Federico Arienzo, classe ’80, corre  al consiglio comunale nella lista del Pd,  con Valeria Valente sindaco. Vanta una maturata esperienza politica nel territorio napoletano:  dieci anni fa si candida come consigliere della II Municipalità (Avvocata-Montecalvario)  con i Ds, successivamente, nel 2011, viene eletto  con il Partito Democratico , assumendo l’incarico  di Vicepresidente con delega dei lavori pubblici nella municipalità.  Linkabile l’ha intervistato.

Cosa le ha insegnato l’esperienza da Vicepresidente?

Porto, da questa opportunità che ho avuto, la fatica e la gioia per quello che ho realizzato in questo tempo.

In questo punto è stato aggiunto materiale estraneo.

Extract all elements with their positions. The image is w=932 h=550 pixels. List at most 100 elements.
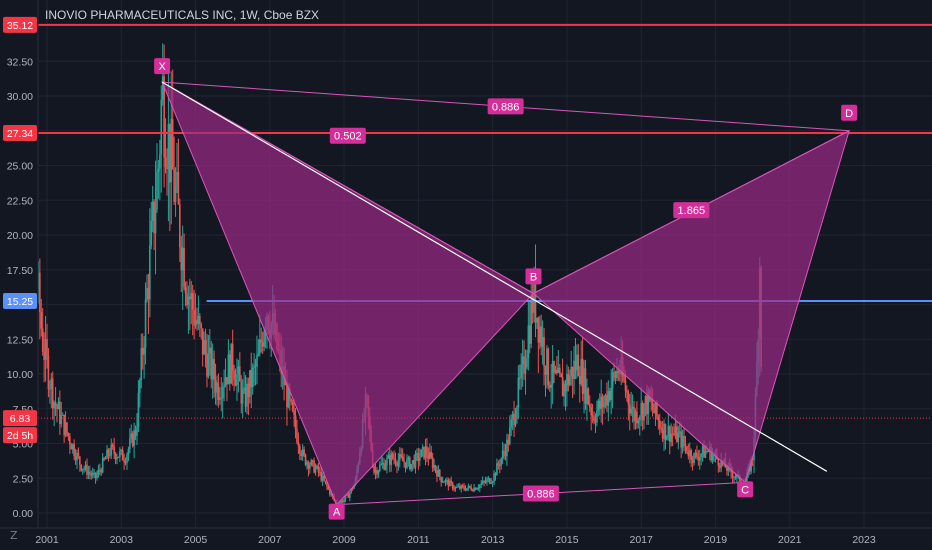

Sento di essere pronto ad affrontare le sfide cruciali di questa città. Sento di poter leggere un bilancio di un ente pubblico, definire una delibera e una determina, governare il personale in modo più efficiente. E sento di avere la passione per quello che faccio.

Qual è la necessità di Napoli?

Penso che dobbiamo riconnettere questa città con il Governo Regionale e comunale. Abbiamo 9.5 miliardi di euro di risorse. Il porto, Bagnoli, il ciclo integrato dei rifiuti, il centro storico e il recupero urbano delle periferie, raccontano di un potenziale enorme di sviluppo, occupazione, ma anche qualità del vivere che va preso in carica urgentemente con azioni serie e concrete.

 Che significa essere un  cattolico impegnato in politica?

Praticamente è la stessa cosa. Un cattolico che si professa tale, che si occupa degli altri, non può non occuparsi di politica.

Arienzo in cammino con le persone?

E’ quello che faccio da sempre e che deve continuare a succedere anche dopo il 5 giugno.